La sua natura non democratica permette al governo cinese di programmare su tempi lunghi, da dinastia imperiale
La nuova Cina di Xi Jinping sta quindi cercando di aggirare questi limiti quasi antropologici a modo suo, investendo massicciamente in “piattaforme” dove possa sorgere il nuovo. Cioè, si cerca di usare capitali sia statali sia privati per creare il “luogo” dell’innovazione: centri di ricerca, parchi tecnologici, InnoWay come quella del quartiere di Zhongguancun, a Pechino, dove nel medesimo luogo sono concentrati “caffè dell’innovazione” dove si incontrano imprenditori e makers, agenzie di consulenza, investitori. Il rischio – dicono in molti – è che la creazione del luogo si trasformi nell’ennesima corsa alla speculazione immobiliare. E infatti, la InnoWay di Pechino nasce su iniziativa dello Haidian property group, guarda caso una immobiliare.
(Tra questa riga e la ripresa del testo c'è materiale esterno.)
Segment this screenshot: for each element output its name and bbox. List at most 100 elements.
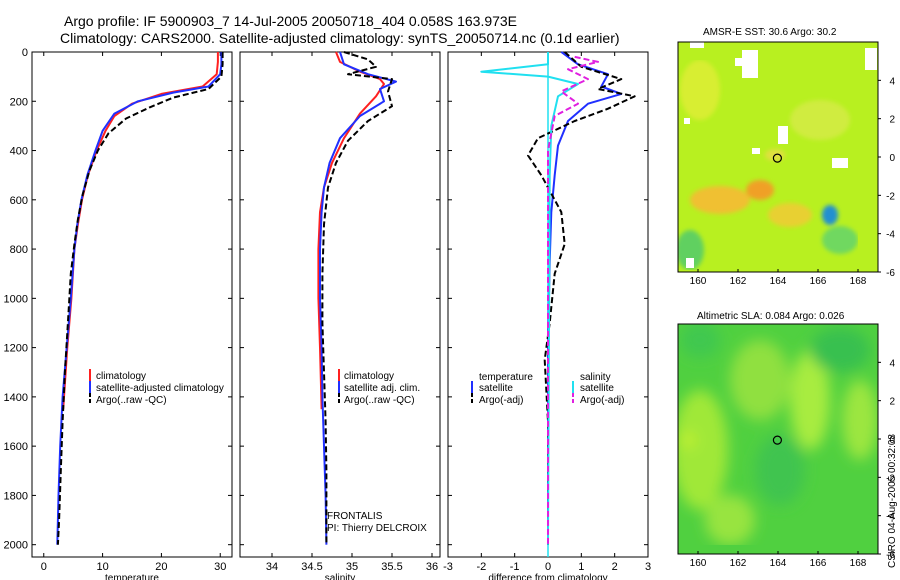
legend-satellite-label: satellite adj. clim. <box>344 383 420 394</box>
map-y-tick-label: -6 <box>886 268 895 279</box>
map-y-tick-label: 4 <box>889 76 895 87</box>
salinity-xlabel: salinity <box>325 573 356 580</box>
sst-map-axes: 160 162 164 166 168 -6 -4 -2 0 2 4 <box>690 76 896 287</box>
map-x-tick-label: 162 <box>730 276 747 287</box>
map-x-tick-label: 162 <box>730 558 747 569</box>
legend-sal-argo-label: Argo(-adj) <box>580 395 624 406</box>
annotation-project: FRONTALIS <box>327 511 383 522</box>
map-y-tick-label: -4 <box>886 512 895 523</box>
sst-missing-patch <box>690 42 704 48</box>
temperature-series-climatology <box>62 52 219 410</box>
map-y-tick-label: 2 <box>889 397 895 408</box>
credit-stamp: CSIRO 04-Aug-2005 00:32:08 <box>887 434 898 568</box>
map-y-tick-label: 0 <box>889 435 895 446</box>
sst-map: AMSR-E SST: 30.6 Argo: 30.2 <box>677 27 896 287</box>
temperature-legend: climatology satellite-adjusted climatolo… <box>89 369 224 406</box>
y-tick-label: 0 <box>22 47 28 59</box>
legend-argo-label: Argo(..raw -QC) <box>344 395 415 406</box>
y-tick-label: 800 <box>10 244 28 256</box>
y-tick-label: 1800 <box>4 490 28 502</box>
sst-blobs <box>678 60 858 270</box>
x-tick-label: 2 <box>612 561 618 573</box>
x-tick-label: 1 <box>578 561 584 573</box>
annotation-pi: PI: Thierry DELCROIX <box>327 523 427 534</box>
map-y-tick-label: -4 <box>886 230 895 241</box>
difference-series-temp_argo <box>527 51 636 545</box>
salinity-series-satellite <box>319 51 397 545</box>
sst-missing-patch <box>865 48 877 70</box>
temperature-series-satellite <box>56 52 223 545</box>
map-y-tick-label: -2 <box>886 191 895 202</box>
legend-salinity-heading: salinity <box>580 372 611 383</box>
sla-map-title: Altimetric SLA: 0.084 Argo: 0.026 <box>697 311 845 322</box>
sst-missing-patch <box>742 50 758 78</box>
y-tick-label: 1000 <box>4 293 28 305</box>
y-tick-label: 2000 <box>4 540 28 552</box>
sst-missing-patch <box>778 126 788 144</box>
x-tick-label: 36 <box>426 561 438 573</box>
legend-sal-satellite-label: satellite <box>580 383 614 394</box>
x-tick-label: 20 <box>155 561 167 573</box>
y-tick-label: 1200 <box>4 343 28 355</box>
y-tick-label: 600 <box>10 195 28 207</box>
legend-climatology-label: climatology <box>96 371 146 382</box>
x-tick-label: 35.5 <box>381 561 402 573</box>
difference-series-sal_satellite <box>480 52 579 545</box>
map-x-tick-label: 168 <box>850 276 867 287</box>
title-line-1: Argo profile: IF 5900903_7 14-Jul-2005 2… <box>64 13 517 29</box>
map-y-tick-label: -6 <box>886 550 895 561</box>
salinity-series-climatology <box>317 51 385 410</box>
difference-series-temp_satellite <box>547 51 623 545</box>
salinity-annotation: FRONTALIS PI: Thierry DELCROIX <box>327 511 427 534</box>
x-tick-label: 10 <box>96 561 108 573</box>
difference-series-sal_argo <box>547 55 599 545</box>
map-x-tick-label: 166 <box>810 276 827 287</box>
map-x-tick-label: 160 <box>690 276 707 287</box>
y-tick-label: 1600 <box>4 441 28 453</box>
sla-blobs <box>678 324 878 545</box>
x-tick-label: 0 <box>41 561 47 573</box>
y-tick-label: 400 <box>10 146 28 158</box>
salinity-series-argo <box>321 51 393 545</box>
difference-legend: temperature satellite Argo(-adj) salinit… <box>471 372 624 406</box>
map-x-tick-label: 160 <box>690 558 707 569</box>
sst-map-title: AMSR-E SST: 30.6 Argo: 30.2 <box>703 27 837 38</box>
y-tick-label: 200 <box>10 96 28 108</box>
x-tick-label: -1 <box>510 561 520 573</box>
map-y-tick-label: 4 <box>889 358 895 369</box>
x-tick-label: 35 <box>346 561 358 573</box>
sst-argo-marker <box>772 153 783 163</box>
map-y-tick-label: -2 <box>886 473 895 484</box>
sla-map-axes: 160 162 164 166 168 -6 -4 -2 0 2 4 <box>690 358 896 569</box>
legend-temp-argo-label: Argo(-adj) <box>479 395 523 406</box>
x-tick-label: -2 <box>476 561 486 573</box>
map-x-tick-label: 166 <box>810 558 827 569</box>
temperature-xlabel: temperature <box>105 573 159 580</box>
sst-missing-patch <box>684 118 690 124</box>
y-tick-label: 1400 <box>4 392 28 404</box>
salinity-legend: climatology satellite adj. clim. Argo(..… <box>338 369 420 406</box>
legend-temp-satellite-label: satellite <box>479 383 513 394</box>
x-tick-label: -3 <box>443 561 453 573</box>
x-tick-label: 3 <box>645 561 651 573</box>
panel-difference: -3 -2 -1 0 1 2 3 difference from climatology <box>443 51 651 580</box>
sla-argo-marker <box>772 435 783 445</box>
map-x-tick-label: 164 <box>770 558 787 569</box>
x-tick-label: 34 <box>266 561 278 573</box>
sst-missing-patch <box>832 158 848 168</box>
legend-temperature-heading: temperature <box>479 372 533 383</box>
x-tick-label: 34.5 <box>301 561 322 573</box>
panel-salinity: 34 34.5 35 35.5 36 salinity <box>239 51 441 580</box>
sst-missing-patch <box>686 258 694 268</box>
x-tick-label: 30 <box>214 561 226 573</box>
map-y-tick-label: 0 <box>889 153 895 164</box>
map-y-tick-label: 2 <box>889 115 895 126</box>
temperature-frame <box>31 51 233 558</box>
sst-missing-patch <box>735 58 745 66</box>
legend-satellite-label: satellite-adjusted climatology <box>96 383 224 394</box>
temperature-series-argo <box>56 52 224 545</box>
sst-missing-patch <box>752 148 760 154</box>
salinity-frame <box>239 51 441 558</box>
legend-climatology-label: climatology <box>344 371 394 382</box>
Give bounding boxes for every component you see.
Alla fine, la maggiore risorsa del governo cinese che punta all’innovazione sembra essere la sua natura non democratica – svincolata dai tempi brevi delle scadenze elettorali – che gli permette di programmare su tempi lunghi, da dinastia imperiale. Horizon 2020 è il principale progetto sull’innovazione dell’Unione europea. Mira, appunto, al 2020. Le analoghe linee guida diffuse dal governo di Pechino lo scorso maggio stabiliscono invece che entro quell’anno la Cina dovrà diventare “una nazione innovativa”; poi un “leader internazionale” dell’innovazione entro il 2030; e quindi “il fulcro mondiale” della ricerca scientifica e dell’innovazione tecnologica entro il 2060. L’Europa guarda al 2020, la Cina quattro decenni più in là.
Entro quella data i coniglietti non creperanno più di freddo.